L'évolution de l’occupation des sols de la commune et de ses infrastructures peut être observée sur les différentes représentations cartographiques du territoire : la carte de Cassini (XVIIIe siècle), la carte d'état-major (1820-1866) et les cartes ou photos aériennes de l'IGN pour la période actuelle (1950 à aujourd'hui)[Carte 1].

Histoire
Auguste fait la conquête de la vallée des Asses en même temps que celle des Alpes, qu’il achève en 14 av. J.-C. Il est difficile de connaître le nom du peuple gaulois qui peuplait la vallée, et le nom de la civitas dont Clumanc dépendait au Haut-Empire : Eturamina (Thorame) ou Sanitensium (Senez). À la fin de l’Empire romain, le rattachement à celle de Sanitensium, et à son diocèse, sont avérés, avec la disparition de l’évêché de Thorame[32].
La localité apparaît pour la première fois dans les chartes en 1046[33], les comtes de Provence y possédaient une maison forte[34]. Le prieuré de Saint-Honorat relevait de l’abbaye de Lérins, du milieu du XIe siècle à la Révolution[35]. L’église Notre-Dame relevait elle de l’abbaye Saint-Victor de Marseille, ou de l’évêque de Digne[35]. Ces églises étaient situées dans des petits castrum[35].

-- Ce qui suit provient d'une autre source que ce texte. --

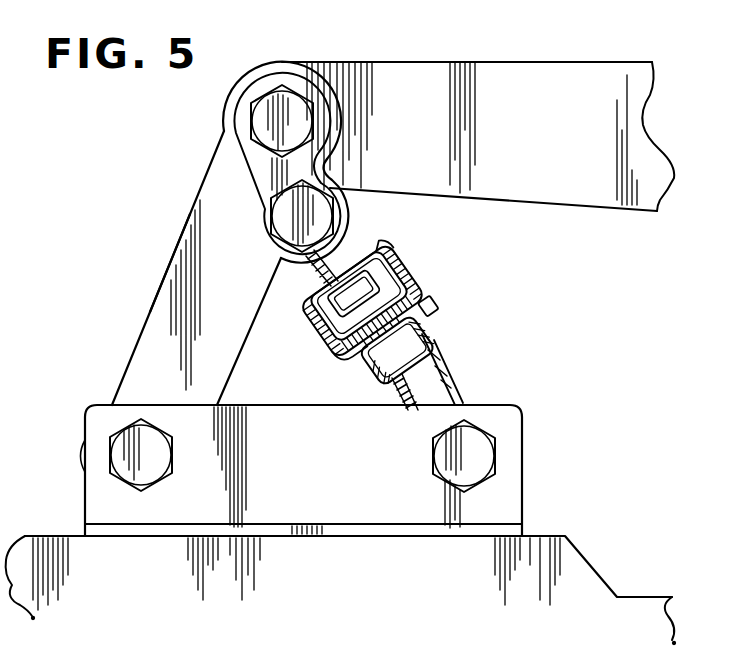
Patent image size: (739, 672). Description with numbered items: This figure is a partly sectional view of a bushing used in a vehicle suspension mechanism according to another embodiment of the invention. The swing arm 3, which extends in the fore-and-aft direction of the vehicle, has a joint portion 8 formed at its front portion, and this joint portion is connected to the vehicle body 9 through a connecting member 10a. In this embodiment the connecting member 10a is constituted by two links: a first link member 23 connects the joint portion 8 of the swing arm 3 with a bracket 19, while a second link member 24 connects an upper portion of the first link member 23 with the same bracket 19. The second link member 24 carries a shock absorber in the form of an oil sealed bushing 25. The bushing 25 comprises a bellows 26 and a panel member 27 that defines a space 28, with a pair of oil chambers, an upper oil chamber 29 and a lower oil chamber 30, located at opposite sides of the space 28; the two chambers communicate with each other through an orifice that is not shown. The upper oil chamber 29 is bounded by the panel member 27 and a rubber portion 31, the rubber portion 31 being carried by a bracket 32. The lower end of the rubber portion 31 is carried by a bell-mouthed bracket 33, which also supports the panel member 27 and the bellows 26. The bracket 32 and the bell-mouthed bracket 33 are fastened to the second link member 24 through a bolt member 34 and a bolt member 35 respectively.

En 1342, les communautés de Clumanc, Labaud et Saint-Honorat sont rattachées à la viguerie de Castellane par le comte de Provence[36] avant de relever de celle de Barrême[35]. Les communautés de Labaud (Labaudum au XIIIe siècle[37]) et de Saint-Honorat, qui comptaient respectivement 24 et 49 feux en 1315, sont fortement dépeuplées par la crise du XIVe siècle (peste noire et guerre de Cent Ans) et annexées par celle de Clumanc au XVe siècle[34].
Durant une longue période, les seigneurs de Clumanc étaient les membres de la famille de Perier[38].
Durant la Révolution, la société patriotique de la commune y est créée précocement, pendant l’été 1792[39].
La Révolution et l’Empire apportent nombre d’améliorations, dont une imposition foncière égale pour tous, et proportionnelle à la valeur des biens de chacun. Afin de la mettre en place sur des bases précises, la levée d’un cadastre est décidée. La loi de finances du 15 septembre 1807 précise ses modalités, mais sa réalisation est longue à mettre en œuvre, les fonctionnaires du cadastre traitant les communes par groupes géographiques successifs. Ce n’est qu’en 1837 que le cadastre dit napoléonien de Clumanc est achevé[40].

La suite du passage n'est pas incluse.